À cette époque, les vieilles terres seigneuriales de la vallée du St-Laurent sont surpeuplées, les canadiens français doivent s’exiler en Nouvelle-Angleterre pour trouver du travail dans les usines.  Pour freiner cet exode, le Curé Labelle fait tout en son pouvoir pour favoriser la colonisation des terres riches et fertiles qui bordent les rivières Kiamika et la Lièvre.

Les fermes forestières sont cédées aux premiers colons agriculteurs et deviennent souvent l’embryon de nos villages.

La Lièvre est encore le seul chemin de communication.  En 1883 des bateaux à vapeur transportent les nouveaux arrivants de Buckingham à Notre-Dame-du-Laus. Après 1885, la construction du chemin Chapleau facilitera grandement la colonisation des pays d’en haut.

En 1898 le curé Desjardins recense plus de 1000 personnes qui ont eu l’audace de croire au rêve du curé Labelle et qui sont à ouvrir et défricher les Hautes-Laurentides. Les premiers commerçants s’installent près du rapide de l’orignal qui deviendra le Mont-Laurier que nous connaissons aujourd’hui.

HAUT DE PAGE


Aujourd’hui…

Quatrième génération à vivre dans les Hautes-Laurentides
 
Plusieurs grands barrages ont été construits sur nos rivières pour améliorer l’efficacité du flottage du bois pour alimenter les usines de papier journal situées en aval. Nos rivières ont ainsi transporté le bois vers le sud sur leur dos durant plus de 200 ans pour s’arrêter aux environs de 1990.

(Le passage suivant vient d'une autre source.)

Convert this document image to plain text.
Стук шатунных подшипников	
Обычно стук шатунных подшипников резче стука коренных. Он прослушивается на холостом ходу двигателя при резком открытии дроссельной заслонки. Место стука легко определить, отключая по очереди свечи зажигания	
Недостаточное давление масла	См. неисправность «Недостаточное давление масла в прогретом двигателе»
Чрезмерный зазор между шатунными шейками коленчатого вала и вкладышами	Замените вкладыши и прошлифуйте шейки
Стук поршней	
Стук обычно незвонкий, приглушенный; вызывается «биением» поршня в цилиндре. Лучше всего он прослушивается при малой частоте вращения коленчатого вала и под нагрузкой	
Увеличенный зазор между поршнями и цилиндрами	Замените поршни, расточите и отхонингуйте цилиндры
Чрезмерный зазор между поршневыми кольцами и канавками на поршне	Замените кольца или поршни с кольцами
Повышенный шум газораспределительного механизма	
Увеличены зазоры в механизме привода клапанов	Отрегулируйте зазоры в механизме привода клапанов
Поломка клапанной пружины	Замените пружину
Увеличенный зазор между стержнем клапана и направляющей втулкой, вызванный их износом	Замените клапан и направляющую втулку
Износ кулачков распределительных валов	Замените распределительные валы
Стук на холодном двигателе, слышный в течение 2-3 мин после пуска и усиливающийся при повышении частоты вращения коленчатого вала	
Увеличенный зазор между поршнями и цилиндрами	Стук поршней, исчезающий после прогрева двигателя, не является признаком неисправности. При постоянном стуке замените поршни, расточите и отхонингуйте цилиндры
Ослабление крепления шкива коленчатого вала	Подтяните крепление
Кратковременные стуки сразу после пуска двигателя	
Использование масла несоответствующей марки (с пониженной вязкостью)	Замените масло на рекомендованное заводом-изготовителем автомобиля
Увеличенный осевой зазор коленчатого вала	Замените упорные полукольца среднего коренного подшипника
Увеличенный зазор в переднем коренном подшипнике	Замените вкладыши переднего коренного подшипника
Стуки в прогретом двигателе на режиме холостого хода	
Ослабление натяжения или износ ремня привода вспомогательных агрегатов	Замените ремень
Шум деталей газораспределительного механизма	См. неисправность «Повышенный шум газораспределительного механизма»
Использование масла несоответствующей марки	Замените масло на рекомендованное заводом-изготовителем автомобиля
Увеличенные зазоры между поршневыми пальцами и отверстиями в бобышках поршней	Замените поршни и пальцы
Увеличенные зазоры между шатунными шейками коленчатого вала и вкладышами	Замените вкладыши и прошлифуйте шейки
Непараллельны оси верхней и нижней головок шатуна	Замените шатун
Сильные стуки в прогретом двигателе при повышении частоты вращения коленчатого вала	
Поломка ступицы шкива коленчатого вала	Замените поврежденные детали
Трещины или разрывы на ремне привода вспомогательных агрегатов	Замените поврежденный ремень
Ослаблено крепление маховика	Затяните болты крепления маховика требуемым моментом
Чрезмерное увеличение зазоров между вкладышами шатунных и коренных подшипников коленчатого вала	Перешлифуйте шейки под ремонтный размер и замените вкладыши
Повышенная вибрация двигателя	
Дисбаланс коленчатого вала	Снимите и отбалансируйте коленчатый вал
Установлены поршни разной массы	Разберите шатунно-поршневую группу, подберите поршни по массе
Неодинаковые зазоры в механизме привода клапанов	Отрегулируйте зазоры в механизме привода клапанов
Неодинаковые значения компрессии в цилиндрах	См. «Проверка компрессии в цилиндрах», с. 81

Depuis, on a reconnu l’importance de protéger ces richesses que sont les rivières et les forêts. Les réservoirs créés en amont des barrages sur nos rivières sont désormais occupés par une nouvelle génération d’utilisateurs ; les villégiateurs. La pêche sportive, la navigation de plaisance et le canotage sont quelques-unes des activités que nous pratiquons aujourd’hui sur les flots de nos cours d’eau. La récolte du bois, la randonnée, la chasse sont aussi des activités que nous pratiquons entre nos majestueuses montagnes et qui font partie de notre mode de vie.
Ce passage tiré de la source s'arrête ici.